VicRoads regional director Western Victoria Ewen Nevett said the Victorian Government and supporting agencies would continue to invest in safer and more up-to-date infrastructure to save lives on regional roads.
“At the same time the community can be confident that the Victorian Government and its road safety agencies are doing everything we can to ensure our roads are as safe as possible,” Mr Nevett said.
“This year there will be a lot of activity in Western Victoria as we work to install safety treatments like flexible barriers and rumble strips that we know will save local lives.”
Centreline barriers will be rolled out on undivided high speed, high volume, rural roads around the state where they will be most effective in preventing head-on and run-off-the-road to the right crashes.
Full length roadside barriers will be installed on the left and right hand side of targeted divided roads, and on the left-hand side of undivided roads at high risk locations.

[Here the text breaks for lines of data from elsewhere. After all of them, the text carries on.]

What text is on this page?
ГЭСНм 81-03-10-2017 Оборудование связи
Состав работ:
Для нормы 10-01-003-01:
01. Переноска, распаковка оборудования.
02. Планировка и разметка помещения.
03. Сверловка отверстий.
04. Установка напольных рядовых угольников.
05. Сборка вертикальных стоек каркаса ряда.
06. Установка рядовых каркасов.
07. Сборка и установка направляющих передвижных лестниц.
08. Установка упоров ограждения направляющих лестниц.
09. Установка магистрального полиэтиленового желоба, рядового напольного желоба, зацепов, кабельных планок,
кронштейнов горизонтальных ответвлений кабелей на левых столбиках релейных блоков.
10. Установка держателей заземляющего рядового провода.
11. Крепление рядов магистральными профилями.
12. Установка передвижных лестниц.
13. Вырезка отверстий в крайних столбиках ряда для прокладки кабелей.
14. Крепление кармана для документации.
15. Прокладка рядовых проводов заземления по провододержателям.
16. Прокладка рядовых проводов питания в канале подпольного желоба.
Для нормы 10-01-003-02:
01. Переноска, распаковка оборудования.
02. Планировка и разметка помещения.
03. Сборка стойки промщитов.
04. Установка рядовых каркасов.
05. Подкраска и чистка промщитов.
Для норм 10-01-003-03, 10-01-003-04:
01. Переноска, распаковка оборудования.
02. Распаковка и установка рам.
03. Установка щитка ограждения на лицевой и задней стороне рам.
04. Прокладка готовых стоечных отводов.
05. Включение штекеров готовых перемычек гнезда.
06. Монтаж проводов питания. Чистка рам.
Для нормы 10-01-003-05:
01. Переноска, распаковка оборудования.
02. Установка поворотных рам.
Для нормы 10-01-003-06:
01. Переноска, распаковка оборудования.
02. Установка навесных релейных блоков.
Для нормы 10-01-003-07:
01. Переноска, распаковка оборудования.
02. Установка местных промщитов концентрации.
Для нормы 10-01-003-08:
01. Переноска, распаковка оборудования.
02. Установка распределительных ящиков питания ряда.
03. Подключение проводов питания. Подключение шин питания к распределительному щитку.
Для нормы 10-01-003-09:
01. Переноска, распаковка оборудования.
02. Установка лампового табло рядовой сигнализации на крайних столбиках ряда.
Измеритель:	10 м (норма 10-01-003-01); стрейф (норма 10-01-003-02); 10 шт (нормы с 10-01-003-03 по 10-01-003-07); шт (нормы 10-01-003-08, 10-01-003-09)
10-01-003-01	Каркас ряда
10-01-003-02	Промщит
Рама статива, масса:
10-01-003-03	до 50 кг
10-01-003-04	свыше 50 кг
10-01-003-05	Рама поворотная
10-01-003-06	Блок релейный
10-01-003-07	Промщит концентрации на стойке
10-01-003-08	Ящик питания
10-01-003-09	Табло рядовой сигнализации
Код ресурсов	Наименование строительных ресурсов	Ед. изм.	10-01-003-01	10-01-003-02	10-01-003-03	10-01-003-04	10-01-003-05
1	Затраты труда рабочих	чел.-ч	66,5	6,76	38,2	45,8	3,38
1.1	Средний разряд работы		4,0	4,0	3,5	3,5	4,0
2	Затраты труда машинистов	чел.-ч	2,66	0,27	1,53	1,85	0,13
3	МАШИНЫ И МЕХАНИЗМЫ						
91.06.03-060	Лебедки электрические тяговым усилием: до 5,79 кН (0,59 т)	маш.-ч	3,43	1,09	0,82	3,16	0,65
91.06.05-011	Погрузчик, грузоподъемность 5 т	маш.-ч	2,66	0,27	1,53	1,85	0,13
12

Danish Road Safety Council expert Jesper Solund, who will deliver a presentation in Ballarat next month Denmark remained in “deep debt” to Victoria.
“We have been quite successful,” he said “We are in deep debt to Victoria. We saw figures that within very few years you (Victoria) declined from 700 (road fatalities) to 350. (We are) Quite sure that the use of speed cameras in Denmark was related to our reduction.”
“We can see that Victoria has great improvement and then you were stable for a long time.
“If we plan to lower the road toll by 2020, we need to do something much more dramatic.”
Moving towards the forefront of infrastructure
The TAC admits Victoria has not always been at the forefront of global infrastructure developments. But that is changing.
A record investment in safer roads highlights the TAC’s shifting approach to the Vision Zero Swedish model which acknowledges there is only so much difference behavioural changes can make when it comes to fatalities.
TAC manager road safety Samantha Cockfield said the approach at the heart of the Towards Zero vision was understanding that people don’t want to have crash but that they do make mistakes.
“We need to design our road system to be forgiving. We need to design a road system not be reliant on peoples’ road behaviour only,” Ms Cockfield said.
She said not improving the infrastructure would essentially mean asking and relying on the five million Victorians who use the road daily to “behave perfectly everytime.”
She said infrastructure was far more reliable.
“It is there 24 hours a day seven days a week 365 days a year. It protects every body who uses the road the system. It’s there permanently,” Ms Cockfield said.
“It doesn’t mean crashes won’t occur – it means the impact won’t cause serious injury or death .”
Experts including former MUARC director Dr Bruce Corben have questioned the ability of Victoria’s “poorer quality roads” to support safe technology in cars.
“We are incredibly committed to making our roads safer and more survivable. It’s about our local streets,” Ms Cockfield.
“Eventually these technologies will become more commonplace and will really keep people in their lanes and there may be less need for infrastructure.
”We hope to see a time when it will be very rare what people get seriously injured on our roads.”